MEDICATION SAFETY AND QUALITY
District nurses’ perceptions of the concept of delegating administration of medication to home care aides working in the municipality: A discrepancy between legal regulations and practice
Article first published online: 16 SEP 2012
© 2012 Blackwell Publishing Ltd
Journal of Clinical Nursing
Volume 22, Issue 3-4, pages 569–578, February 2013
How to Cite
Craftman, A. G., von Strauss, E., Rudberg, S. L. and Westerbotn, M. (2013), District nurses’ perceptions of the concept of delegating administration of medication to home care aides working in the municipality: A discrepancy between legal regulations and practice. Journal of Clinical Nursing, 22: 569–578. doi: 10.1111/j.1365-2702.2012.04262.x
- Issue published online: 10 JAN 2013
- Article first published online: 16 SEP 2012
- Accepted for publication: 12 May 2012
- district nurse;
- home care aide;
Aims and objectives. To describe district nurses’ perceptions of the concept of delegating medication management to unlicensed personnel working in municipal social care.
Background. The delegation of medical tasks involves responsibility and is regulated by law to avoid damage and injuries and to protect the patient. The delegation of the administration of medication is a multifaceted task. The delegating district nurse is responsible for the outcome and should also follow up the delegated task.
Design. A descriptive qualitative study, involving semi-structured interviews and content analysis.
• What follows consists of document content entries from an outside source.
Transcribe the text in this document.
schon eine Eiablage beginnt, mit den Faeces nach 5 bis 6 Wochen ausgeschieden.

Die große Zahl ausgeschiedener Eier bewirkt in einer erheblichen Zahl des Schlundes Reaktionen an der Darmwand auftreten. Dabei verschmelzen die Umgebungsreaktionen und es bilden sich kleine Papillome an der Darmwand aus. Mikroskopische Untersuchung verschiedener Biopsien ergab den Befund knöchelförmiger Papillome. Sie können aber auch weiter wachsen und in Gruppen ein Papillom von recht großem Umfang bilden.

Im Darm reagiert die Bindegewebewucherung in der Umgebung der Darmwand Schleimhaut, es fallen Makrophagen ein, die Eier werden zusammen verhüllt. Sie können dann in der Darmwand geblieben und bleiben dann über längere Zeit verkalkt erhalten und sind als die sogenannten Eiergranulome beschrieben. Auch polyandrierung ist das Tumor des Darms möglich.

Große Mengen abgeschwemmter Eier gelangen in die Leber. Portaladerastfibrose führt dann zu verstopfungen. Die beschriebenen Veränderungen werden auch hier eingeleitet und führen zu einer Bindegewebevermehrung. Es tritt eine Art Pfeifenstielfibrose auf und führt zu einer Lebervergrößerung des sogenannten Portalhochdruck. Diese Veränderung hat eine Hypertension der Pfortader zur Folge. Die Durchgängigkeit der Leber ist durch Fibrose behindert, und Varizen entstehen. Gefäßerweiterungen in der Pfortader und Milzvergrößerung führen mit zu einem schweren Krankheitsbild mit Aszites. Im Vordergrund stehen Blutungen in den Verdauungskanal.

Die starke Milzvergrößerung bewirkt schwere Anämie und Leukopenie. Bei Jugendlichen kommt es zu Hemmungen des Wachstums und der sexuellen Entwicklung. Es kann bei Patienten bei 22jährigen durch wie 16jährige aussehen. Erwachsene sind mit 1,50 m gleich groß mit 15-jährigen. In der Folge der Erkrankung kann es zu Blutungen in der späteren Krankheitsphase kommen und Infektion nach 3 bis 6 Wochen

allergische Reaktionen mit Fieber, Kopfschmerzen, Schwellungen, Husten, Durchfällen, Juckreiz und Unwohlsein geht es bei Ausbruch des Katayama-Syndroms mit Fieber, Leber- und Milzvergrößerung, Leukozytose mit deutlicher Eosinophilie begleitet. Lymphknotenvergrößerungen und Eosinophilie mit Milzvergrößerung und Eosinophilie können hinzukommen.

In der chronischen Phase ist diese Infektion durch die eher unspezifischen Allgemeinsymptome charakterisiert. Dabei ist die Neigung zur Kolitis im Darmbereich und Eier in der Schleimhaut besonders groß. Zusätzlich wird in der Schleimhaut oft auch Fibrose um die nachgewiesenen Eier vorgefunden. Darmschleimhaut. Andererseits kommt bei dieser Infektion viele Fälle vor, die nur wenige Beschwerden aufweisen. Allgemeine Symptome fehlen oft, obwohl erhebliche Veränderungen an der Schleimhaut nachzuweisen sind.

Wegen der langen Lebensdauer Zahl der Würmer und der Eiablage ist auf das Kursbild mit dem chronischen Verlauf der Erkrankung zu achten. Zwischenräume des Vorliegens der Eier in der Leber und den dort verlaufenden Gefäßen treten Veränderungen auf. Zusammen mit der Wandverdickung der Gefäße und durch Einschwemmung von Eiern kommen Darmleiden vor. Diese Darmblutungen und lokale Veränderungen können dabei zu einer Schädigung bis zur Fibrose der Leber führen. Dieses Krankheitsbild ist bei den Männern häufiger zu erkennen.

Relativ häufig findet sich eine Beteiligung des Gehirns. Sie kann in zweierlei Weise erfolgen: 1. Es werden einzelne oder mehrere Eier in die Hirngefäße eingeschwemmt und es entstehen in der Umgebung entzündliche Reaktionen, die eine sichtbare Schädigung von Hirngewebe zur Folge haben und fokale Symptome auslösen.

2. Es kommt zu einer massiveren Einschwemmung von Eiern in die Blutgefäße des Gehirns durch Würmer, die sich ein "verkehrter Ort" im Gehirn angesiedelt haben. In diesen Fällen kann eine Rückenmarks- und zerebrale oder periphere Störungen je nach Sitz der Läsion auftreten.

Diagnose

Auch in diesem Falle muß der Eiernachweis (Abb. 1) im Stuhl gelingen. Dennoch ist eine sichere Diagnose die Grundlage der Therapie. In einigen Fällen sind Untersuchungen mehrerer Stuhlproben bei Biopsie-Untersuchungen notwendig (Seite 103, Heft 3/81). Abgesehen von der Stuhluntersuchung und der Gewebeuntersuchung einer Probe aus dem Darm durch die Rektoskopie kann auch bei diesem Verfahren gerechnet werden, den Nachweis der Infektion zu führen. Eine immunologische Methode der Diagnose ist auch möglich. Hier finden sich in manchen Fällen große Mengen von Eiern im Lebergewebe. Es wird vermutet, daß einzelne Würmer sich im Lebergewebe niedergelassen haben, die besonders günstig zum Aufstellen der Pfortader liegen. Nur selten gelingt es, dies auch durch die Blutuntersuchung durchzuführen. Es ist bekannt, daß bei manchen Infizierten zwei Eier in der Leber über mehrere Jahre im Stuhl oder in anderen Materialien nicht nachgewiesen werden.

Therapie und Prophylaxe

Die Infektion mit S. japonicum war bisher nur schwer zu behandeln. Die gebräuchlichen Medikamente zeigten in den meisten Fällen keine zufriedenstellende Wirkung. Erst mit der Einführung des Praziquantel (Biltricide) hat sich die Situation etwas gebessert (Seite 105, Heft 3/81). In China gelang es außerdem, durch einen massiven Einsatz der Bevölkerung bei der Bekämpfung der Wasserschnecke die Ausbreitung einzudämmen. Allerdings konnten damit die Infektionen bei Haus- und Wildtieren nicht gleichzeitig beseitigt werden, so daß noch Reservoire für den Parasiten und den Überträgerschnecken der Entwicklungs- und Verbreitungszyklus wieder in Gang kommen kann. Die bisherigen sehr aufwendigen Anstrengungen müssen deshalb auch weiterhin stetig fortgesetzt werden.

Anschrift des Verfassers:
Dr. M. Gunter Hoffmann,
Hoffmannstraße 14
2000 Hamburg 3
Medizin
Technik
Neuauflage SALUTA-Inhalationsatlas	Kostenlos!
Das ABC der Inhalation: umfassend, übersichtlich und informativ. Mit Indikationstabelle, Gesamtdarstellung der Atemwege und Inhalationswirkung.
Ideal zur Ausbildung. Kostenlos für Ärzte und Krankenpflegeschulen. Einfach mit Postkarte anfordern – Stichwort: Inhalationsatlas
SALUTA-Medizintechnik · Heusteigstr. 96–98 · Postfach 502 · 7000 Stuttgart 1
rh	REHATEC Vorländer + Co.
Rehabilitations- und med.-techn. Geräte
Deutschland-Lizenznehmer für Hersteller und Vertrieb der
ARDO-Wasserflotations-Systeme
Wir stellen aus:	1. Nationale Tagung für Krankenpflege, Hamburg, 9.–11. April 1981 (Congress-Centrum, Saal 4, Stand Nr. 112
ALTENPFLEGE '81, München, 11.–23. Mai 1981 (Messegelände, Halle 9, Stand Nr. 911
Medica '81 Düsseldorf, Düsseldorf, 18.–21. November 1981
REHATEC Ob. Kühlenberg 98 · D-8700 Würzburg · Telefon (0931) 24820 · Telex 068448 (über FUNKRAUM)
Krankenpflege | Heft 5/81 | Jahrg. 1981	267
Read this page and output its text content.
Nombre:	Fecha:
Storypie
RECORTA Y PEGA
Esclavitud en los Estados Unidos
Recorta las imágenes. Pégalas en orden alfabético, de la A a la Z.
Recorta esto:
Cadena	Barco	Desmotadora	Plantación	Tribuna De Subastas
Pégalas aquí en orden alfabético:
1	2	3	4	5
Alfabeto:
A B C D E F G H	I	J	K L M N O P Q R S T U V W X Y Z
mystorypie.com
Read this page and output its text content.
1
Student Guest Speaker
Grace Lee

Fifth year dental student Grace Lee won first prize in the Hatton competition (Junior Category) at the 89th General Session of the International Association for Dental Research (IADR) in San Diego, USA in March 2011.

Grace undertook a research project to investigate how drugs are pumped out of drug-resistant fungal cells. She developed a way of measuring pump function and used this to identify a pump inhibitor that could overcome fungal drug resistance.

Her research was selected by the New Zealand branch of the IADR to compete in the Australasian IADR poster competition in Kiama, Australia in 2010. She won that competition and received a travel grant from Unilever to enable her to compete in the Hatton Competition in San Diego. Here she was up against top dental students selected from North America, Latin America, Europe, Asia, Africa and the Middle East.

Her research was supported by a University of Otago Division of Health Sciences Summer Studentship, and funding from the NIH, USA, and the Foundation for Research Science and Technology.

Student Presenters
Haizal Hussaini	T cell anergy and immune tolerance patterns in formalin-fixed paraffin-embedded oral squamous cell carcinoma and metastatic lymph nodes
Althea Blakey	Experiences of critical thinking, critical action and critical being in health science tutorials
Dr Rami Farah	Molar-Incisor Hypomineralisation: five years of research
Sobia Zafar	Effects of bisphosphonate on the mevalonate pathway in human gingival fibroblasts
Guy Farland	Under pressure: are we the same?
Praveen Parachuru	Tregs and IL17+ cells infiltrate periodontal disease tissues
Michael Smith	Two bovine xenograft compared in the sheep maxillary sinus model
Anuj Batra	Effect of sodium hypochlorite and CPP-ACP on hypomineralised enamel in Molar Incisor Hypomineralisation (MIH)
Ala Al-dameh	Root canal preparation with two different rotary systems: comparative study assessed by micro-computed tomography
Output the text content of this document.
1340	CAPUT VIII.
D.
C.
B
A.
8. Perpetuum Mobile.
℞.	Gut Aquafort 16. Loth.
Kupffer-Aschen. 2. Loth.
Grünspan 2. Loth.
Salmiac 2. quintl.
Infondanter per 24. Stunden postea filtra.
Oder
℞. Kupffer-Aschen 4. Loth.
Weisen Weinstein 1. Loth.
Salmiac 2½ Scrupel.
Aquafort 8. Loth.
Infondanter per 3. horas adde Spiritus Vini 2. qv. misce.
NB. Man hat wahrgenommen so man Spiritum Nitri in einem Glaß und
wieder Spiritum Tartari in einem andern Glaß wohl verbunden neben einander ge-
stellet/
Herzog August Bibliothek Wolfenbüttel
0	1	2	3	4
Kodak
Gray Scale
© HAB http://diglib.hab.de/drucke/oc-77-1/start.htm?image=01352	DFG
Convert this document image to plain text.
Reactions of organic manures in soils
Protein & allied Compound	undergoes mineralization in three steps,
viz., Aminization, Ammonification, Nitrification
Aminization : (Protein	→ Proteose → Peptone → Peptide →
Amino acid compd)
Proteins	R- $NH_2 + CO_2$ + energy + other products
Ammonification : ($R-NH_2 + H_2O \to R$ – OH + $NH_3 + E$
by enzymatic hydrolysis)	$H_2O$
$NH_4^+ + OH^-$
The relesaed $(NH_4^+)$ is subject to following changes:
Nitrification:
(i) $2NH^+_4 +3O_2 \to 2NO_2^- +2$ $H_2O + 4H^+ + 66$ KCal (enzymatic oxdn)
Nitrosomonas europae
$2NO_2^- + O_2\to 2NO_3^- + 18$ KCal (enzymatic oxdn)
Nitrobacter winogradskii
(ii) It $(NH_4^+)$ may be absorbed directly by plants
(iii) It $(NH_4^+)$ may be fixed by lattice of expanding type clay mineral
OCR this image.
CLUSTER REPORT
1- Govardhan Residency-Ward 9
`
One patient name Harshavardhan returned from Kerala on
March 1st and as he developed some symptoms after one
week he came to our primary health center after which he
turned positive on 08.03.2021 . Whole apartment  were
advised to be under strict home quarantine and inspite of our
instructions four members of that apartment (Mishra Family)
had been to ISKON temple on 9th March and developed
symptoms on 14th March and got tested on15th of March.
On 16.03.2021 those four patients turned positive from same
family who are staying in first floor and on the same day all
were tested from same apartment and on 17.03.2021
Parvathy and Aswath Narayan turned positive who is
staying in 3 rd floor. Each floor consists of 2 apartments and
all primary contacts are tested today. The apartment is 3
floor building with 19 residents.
Methods. Twenty district nurses were interviewed. The interviews were audio taped. The data were collected from April 2009–August 2010 and analysed using content analysis.
Results. The findings revealed that the statutes of delegation appear to be incompatible with practice, however, mostly due to lack of time. Communication between district nurses and home care aides, as well as tutoring, was regarded as important. The district nurses found it imperative to be available to the home care aides and made an effort to create a trusting atmosphere.
Conclusions. District nurses cannot manage their workload without delegating the administration of medication in the present organisational model of health care and social care. The statutes regarding delegating medicine tasks are also cumbersome and difficult to incorporate for district nurses who are responsible for the delegation.
Relevance to clinical practice. The findings elucidate the current situation as regards district nurses and the need to delegate the administration of medication. Health care and social care for home-dwelling older patients, as well as statutes, needs to be evaluated and updated to meet and be prepared for the increasing demands of care.